Think about it: you have both gotten up early, it’s time to make some coffee and head off to work. The night before was so special (for reasons I don’t have to go into here), and yet as you glance across the table at your partner you can’t think of a single thing to say that doesn’t involve money, schedules, or what to cook for dinner. There has got to be something more interesting, more romantic even, to start the day off with.
Then you remember a little snippet of a dream from the night before. The two of you were off to see a movie, and bumped into an old college roommate. The meeting was brief, your old friend was happy to meet your new sweetie, and that was the end of the dream.
We tend to worry that every dream is filled with Freudian intrigue, that it reflects badly on us somehow, and betrays dark secrets we don’t even know we have. Nothing could be further from the truth.

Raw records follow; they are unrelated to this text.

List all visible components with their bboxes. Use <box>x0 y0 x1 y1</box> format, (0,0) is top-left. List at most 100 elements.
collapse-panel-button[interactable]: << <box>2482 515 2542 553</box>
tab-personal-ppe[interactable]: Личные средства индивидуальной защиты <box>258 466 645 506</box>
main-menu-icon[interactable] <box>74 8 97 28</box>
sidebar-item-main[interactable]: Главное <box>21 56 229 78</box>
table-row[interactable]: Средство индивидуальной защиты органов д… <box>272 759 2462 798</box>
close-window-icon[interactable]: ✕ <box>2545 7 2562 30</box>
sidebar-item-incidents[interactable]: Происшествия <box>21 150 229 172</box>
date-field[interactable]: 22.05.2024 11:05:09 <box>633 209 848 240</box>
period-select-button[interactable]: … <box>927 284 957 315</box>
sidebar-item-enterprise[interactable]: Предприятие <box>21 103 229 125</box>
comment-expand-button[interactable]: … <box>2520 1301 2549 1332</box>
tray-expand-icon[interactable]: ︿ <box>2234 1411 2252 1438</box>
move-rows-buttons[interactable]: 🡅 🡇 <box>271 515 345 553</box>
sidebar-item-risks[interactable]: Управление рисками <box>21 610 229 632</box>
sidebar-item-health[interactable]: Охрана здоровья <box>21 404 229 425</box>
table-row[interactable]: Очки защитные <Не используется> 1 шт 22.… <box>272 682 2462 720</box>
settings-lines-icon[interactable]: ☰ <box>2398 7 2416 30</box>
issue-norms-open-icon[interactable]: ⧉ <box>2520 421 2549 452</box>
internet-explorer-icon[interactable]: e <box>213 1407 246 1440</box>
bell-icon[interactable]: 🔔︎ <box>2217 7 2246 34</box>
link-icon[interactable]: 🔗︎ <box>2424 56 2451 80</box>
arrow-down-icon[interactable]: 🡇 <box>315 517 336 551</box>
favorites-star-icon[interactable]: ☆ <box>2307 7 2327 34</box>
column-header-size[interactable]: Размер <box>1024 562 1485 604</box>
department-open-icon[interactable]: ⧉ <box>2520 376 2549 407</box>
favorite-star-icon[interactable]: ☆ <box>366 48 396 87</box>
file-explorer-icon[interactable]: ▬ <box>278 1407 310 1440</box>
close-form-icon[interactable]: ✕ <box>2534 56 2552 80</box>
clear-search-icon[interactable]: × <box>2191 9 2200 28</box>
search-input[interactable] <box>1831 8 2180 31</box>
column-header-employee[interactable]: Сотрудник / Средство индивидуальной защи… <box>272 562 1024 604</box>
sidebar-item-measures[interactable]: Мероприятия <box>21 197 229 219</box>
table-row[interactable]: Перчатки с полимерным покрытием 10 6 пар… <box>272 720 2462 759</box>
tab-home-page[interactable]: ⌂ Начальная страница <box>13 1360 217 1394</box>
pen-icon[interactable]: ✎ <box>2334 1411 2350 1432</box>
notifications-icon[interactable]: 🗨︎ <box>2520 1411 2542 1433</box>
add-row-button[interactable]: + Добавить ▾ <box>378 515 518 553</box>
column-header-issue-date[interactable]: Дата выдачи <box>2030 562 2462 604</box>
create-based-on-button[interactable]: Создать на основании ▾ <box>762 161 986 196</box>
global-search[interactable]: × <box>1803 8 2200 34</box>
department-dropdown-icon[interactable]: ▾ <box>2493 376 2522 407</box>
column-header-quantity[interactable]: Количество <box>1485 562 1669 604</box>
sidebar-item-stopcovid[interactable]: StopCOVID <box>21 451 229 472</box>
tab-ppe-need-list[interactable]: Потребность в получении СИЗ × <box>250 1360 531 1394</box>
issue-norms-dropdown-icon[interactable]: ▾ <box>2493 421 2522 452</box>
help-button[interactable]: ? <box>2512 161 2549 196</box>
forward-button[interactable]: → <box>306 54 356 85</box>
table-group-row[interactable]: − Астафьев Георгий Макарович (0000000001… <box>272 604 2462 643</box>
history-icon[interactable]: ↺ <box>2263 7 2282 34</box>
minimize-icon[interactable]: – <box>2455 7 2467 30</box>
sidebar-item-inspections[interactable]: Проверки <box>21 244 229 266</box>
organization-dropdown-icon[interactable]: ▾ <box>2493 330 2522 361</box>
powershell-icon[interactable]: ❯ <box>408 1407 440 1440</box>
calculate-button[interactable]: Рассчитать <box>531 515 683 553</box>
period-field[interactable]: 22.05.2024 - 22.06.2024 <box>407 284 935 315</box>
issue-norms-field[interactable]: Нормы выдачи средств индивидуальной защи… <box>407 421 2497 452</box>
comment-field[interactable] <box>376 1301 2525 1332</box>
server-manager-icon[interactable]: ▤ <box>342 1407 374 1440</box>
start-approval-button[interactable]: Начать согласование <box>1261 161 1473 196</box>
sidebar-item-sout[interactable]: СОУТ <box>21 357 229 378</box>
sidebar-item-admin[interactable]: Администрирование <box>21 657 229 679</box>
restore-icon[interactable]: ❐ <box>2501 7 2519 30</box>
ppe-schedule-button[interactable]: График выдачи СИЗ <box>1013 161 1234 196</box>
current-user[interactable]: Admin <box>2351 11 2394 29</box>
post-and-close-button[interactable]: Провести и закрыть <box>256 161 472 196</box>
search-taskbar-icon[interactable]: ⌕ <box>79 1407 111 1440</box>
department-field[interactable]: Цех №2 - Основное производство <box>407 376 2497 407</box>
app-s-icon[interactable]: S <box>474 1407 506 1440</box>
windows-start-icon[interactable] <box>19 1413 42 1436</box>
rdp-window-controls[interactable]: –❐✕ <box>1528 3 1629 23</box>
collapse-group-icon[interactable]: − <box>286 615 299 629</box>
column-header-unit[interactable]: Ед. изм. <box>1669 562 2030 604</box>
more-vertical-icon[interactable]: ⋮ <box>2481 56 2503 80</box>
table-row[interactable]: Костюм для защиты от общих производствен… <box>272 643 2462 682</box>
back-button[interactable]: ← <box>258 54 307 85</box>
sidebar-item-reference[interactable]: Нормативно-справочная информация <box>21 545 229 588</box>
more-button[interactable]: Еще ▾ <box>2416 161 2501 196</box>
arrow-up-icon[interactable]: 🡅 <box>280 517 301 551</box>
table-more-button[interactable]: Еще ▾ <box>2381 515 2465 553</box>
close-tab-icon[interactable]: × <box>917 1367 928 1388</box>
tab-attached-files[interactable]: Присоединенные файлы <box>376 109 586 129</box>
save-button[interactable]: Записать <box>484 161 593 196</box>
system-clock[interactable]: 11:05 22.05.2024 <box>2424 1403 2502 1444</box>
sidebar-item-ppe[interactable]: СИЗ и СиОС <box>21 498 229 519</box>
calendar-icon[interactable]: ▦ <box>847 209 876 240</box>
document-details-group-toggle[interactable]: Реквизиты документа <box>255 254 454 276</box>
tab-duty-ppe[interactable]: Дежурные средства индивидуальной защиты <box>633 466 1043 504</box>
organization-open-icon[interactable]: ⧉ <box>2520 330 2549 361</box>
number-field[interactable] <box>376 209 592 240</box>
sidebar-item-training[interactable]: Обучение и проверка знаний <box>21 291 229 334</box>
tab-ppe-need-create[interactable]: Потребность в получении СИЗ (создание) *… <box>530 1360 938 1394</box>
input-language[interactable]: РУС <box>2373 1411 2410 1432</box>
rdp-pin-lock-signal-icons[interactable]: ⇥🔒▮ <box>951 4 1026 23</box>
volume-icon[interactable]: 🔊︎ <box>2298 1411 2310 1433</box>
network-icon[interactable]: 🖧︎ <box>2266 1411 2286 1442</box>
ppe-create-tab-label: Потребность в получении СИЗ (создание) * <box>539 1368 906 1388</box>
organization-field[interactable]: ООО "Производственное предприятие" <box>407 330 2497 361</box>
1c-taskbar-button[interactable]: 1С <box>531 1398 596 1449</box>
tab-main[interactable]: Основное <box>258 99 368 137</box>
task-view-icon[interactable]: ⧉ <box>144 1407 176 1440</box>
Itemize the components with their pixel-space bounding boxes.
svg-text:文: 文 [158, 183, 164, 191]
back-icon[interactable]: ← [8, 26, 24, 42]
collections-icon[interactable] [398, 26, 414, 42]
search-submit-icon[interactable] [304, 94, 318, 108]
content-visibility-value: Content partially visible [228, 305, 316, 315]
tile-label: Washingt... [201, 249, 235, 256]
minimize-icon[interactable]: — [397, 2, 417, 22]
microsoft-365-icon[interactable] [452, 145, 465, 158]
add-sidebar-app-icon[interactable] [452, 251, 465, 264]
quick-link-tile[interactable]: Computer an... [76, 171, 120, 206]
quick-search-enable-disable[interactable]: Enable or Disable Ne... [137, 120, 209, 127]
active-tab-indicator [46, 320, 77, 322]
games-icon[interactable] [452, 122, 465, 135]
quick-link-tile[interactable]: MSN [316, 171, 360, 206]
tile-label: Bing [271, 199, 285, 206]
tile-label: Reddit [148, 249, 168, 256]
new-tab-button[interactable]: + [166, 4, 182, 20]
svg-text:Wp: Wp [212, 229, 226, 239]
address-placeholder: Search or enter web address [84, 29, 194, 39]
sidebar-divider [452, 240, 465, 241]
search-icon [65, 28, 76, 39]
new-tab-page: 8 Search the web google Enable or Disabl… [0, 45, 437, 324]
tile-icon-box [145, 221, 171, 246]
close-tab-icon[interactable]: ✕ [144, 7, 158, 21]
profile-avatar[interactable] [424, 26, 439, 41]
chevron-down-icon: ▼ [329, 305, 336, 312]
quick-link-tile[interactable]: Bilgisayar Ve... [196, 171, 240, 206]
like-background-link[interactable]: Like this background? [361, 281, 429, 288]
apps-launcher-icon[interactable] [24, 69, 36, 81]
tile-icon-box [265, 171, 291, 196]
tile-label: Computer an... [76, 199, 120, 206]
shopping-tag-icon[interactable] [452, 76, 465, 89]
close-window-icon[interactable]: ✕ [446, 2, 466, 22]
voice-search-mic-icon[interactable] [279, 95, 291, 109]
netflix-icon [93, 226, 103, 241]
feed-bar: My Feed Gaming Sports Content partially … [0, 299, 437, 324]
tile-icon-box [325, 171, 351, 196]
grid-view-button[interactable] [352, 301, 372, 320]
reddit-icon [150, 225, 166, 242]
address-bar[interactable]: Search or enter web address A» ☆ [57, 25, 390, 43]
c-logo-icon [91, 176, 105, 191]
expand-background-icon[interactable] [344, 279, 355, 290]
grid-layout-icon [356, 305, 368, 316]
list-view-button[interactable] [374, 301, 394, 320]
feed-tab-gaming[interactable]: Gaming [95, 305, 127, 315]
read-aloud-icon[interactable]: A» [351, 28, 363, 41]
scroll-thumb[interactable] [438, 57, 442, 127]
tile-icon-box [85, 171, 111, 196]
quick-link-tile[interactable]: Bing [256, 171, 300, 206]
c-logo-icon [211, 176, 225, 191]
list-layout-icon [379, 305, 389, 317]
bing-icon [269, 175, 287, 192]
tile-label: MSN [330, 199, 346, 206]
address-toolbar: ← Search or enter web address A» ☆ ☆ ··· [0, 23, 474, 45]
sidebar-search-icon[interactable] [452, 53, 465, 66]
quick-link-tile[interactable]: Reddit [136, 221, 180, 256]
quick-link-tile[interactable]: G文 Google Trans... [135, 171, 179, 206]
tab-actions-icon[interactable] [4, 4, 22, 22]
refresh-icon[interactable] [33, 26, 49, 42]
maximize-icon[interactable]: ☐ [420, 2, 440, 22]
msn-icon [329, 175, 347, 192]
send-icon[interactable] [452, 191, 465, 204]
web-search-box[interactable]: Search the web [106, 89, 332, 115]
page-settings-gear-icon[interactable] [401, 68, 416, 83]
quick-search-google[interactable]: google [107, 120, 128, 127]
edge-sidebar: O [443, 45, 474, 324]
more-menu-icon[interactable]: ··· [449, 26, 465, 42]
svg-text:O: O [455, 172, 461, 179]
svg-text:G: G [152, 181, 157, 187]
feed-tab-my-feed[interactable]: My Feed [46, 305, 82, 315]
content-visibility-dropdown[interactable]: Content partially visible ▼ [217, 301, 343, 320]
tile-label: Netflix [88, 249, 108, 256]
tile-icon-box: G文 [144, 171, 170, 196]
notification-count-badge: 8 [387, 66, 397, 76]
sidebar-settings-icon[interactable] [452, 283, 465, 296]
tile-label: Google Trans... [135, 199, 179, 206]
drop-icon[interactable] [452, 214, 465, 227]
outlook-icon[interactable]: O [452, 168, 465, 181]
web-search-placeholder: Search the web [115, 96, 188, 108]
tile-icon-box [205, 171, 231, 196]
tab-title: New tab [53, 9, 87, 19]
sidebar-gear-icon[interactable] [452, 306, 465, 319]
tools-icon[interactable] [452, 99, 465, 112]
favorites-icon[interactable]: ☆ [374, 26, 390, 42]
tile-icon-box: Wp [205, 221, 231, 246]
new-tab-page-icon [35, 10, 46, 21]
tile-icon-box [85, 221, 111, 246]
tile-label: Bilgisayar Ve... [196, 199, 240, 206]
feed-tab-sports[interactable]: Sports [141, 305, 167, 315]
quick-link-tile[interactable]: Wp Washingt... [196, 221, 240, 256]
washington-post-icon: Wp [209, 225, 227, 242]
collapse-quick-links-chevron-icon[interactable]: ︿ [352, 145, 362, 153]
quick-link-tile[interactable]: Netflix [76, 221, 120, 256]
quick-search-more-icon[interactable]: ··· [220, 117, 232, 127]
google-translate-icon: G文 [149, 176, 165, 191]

The dreams we have at the start of a new relationship can tell us a lot about how we’re coping with the changes in our life, and what our hopes and fears are for the relationship. These are all very good things to communicate with the other person. And chances are they have had some recent dreams that say something about what they think they’ve gotten into, too.
Here are a couple tips for sharing your dreams with that special someone. And please note: this is not something that only benefits people in new relationships. The longer you have been together, the more you will show up in each other’s dreams, so it is always useful to see how that is going for both of you.
• Just share the dream. Treat your dreams like stories, or like windows into how your subconscious is integrating all your thoughts and feelings from yesterday, last week, a year ago, and way back when you were 12. Don’t expect them to make sense, just enjoy the opportunity to have a little glimpse into each other’s private world.
• Be an ally, not an analyst. There is nothing worse than sharing a funny little dream and instead of having a supportive ear, hearing your beloved say, “Wow, you really need to work things out with that client, don’t you?” Sometimes dreams have obvious meanings and messages. If so, let the dreamer have first crack at stating it.
• Ask great questions, and listen. Follow the advice of dreamworker Robert Moss, and ask questions such as, “How did you feel when you woke up?” or “Do you recognize anyone in the dream?” My current favorite question is, “If you could ask one thing about the dream itself, what would you want to know?”
• Have fun, but take it seriously. Every now and then, an amazing dream pops up. By sharing your dreams, you may find that your dreams become clearer and more profound. If so, take it as a gift and thank your partner for helping you follow your dreams more closely. Then ask him gently if he could stop taking all the damn covers in the middle of the night.